Crédits : Instagram de Javier Milei. Le candidat d’extrême-droite est apparu dans un festival de manga, déguisé en “Capitaine Anarco-Libertarien”

Edit. Nous republions cet article paru dans nos colonnes le 9 octobre dernier après la victoire de Javier Milei, dimanche 19 novembre en Argentine.

Il pourrait arriver en tête lors du premier tour de l’élection présidentielle Argentine du 22 octobre, crédité de 33 à 35% des intentions de vote. L’ultra-libéral et conservateur Javier Milei, qui a créé la surprise lors des primaires d’août, se positionne devant l’actuel ministre de l’Economie Sergio Massa (29-30%), et l’ancienne ministre de la sécurité Patricia Bullrich (25-26%).

Avec son style brutal, son discours contre la caste politique et un ultralibéralisme économique présenté comme une ode à « la liberté », cet ancien polémiste habitué des talk-shows argentins est parvenu ces derniers mois à rallier un soutien aussi large qu’hétéroclite dans une Argentine rongée par la crise sociale et une inflation à 124,4% sur un an en août 2023. Jusqu’à bousculer aux côtés de son mouvement La Libertad Avanza (« La liberté avance ») l’élection de 2023, aujourd’hui la plus incertaine depuis la fin de la dictature militaire en 1983, dans un pays gouverné par le péronisme de manière quasi-continue depuis plus de vingt-ans.
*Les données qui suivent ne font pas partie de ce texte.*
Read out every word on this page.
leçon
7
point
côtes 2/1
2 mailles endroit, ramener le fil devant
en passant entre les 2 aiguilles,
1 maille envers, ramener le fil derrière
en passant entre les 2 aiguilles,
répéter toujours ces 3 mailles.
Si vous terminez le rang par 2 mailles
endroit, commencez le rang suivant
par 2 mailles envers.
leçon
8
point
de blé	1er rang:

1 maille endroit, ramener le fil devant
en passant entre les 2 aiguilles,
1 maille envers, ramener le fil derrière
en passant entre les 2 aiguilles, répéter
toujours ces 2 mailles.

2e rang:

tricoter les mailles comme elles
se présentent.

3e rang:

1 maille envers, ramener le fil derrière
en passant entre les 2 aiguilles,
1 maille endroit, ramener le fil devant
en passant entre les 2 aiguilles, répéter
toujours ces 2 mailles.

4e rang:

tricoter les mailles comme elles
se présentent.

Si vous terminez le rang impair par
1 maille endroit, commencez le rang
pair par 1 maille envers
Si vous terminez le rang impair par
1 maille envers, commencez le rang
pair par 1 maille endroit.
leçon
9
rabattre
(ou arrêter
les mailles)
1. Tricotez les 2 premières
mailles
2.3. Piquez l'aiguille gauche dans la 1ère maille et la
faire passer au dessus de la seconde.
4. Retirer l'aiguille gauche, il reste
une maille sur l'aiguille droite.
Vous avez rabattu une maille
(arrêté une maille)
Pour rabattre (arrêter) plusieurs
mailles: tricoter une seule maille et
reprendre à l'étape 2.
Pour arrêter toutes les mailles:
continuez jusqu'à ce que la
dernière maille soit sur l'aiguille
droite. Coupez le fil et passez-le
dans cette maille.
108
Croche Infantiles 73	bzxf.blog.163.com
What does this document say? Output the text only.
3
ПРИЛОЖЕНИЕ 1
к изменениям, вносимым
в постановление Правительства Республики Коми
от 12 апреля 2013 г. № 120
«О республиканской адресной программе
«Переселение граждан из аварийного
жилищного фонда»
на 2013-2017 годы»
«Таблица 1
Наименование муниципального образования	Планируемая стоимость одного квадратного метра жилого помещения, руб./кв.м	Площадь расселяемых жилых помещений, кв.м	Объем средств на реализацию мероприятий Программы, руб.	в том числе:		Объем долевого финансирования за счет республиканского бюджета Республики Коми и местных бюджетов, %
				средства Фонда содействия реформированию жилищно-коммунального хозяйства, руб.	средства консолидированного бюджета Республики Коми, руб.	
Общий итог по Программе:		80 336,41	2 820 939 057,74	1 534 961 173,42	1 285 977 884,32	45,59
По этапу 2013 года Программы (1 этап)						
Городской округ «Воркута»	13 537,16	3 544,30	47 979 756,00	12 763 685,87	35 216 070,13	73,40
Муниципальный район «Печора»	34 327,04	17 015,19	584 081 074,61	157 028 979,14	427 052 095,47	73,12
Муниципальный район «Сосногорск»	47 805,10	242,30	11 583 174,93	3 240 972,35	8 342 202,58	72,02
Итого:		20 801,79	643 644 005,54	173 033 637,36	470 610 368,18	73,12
Par son programme de privatisations des services publics, de dérégulation de l’économie et de dollarisation de la monnaie, ainsi que par son discours profondément misogyne, anti-LGBT et immigration, Javier Milei cherche à incarner un programme d’attaques réactionnaires contre les mouvements sociaux et féministes, et d’application des plans du FMI et d’austérité souhaités par les classes dominantes argentines. Un projet politique qui porte ainsi des contradictions vis-à-vis d’un électorat composé y compris de secteurs populaires séduits en premier lieu par son discours dégagiste.

Proche des élites économiques et politiques

Qui est vraiment Javier Milei ? Né à Buenos Aires, d’un père entrepreneur dans le domaine des transports et d’une mère femme au foyer, il fait son éducation dans un lycée catholique d’élites, El Colegio Coppelo, où ses camarades de classe le surnomment El loco (« le fou ») en raison de son humeur agressive. Après avoir été diplômé en Économie auprès d’une université privée, celui qui se présente comme « anti-système » a d’abord œuvré pour la banque HSBC en Argentine.

A la fin des années 90, Javier Milei est conseiller économique du général Antonio Bussi, gouverneur de la province de Tucuman (nord-ouest), accusé de crimes contre l’humanité sous la dictature. L’actuel candidat lui-même porte une position négationniste concernant cette période de l’Histoire argentine, affirmant qu’il n’y a pas eu « 30 000 disparus » opprimés par le régime, comme l’affirment les organisations de défense des droits humains « mais 8753 », a-t-il soutenu lors du débat présidentiel, arguant que le régime militaire n’avait enfait été qu’une « guerre » symétrique entre « des terroristes d’extrême-gauche » et l’Etat.

Poursuivant sa carrière auprès de grands groupes économiques, il travaille au début des années 2000 pour une société gérant les aéroports argentins. « Son patron de l’époque, Eduardo Eurnekian, l’un des hommes les plus riches du pays, est également propriétaire de la chaîne de télévision qui l’a rendu célèbre », indique El Pais Argentine, dans un portrait publié mi-août, au lendemain de la percée surprise du candidat aux primaires. A partir de 2014, Javier Milei a en effet été régulièrement invité dans des émissions pour débattre de sa vision libertarienne de l’économie, rejetant l’intervention de l’État. Sa volonté de privatiser l’éducation publique, acquis social très important, et le système de santé représentent ainsi l’une de ses attaques les plus directes envers les milieux travailleurs.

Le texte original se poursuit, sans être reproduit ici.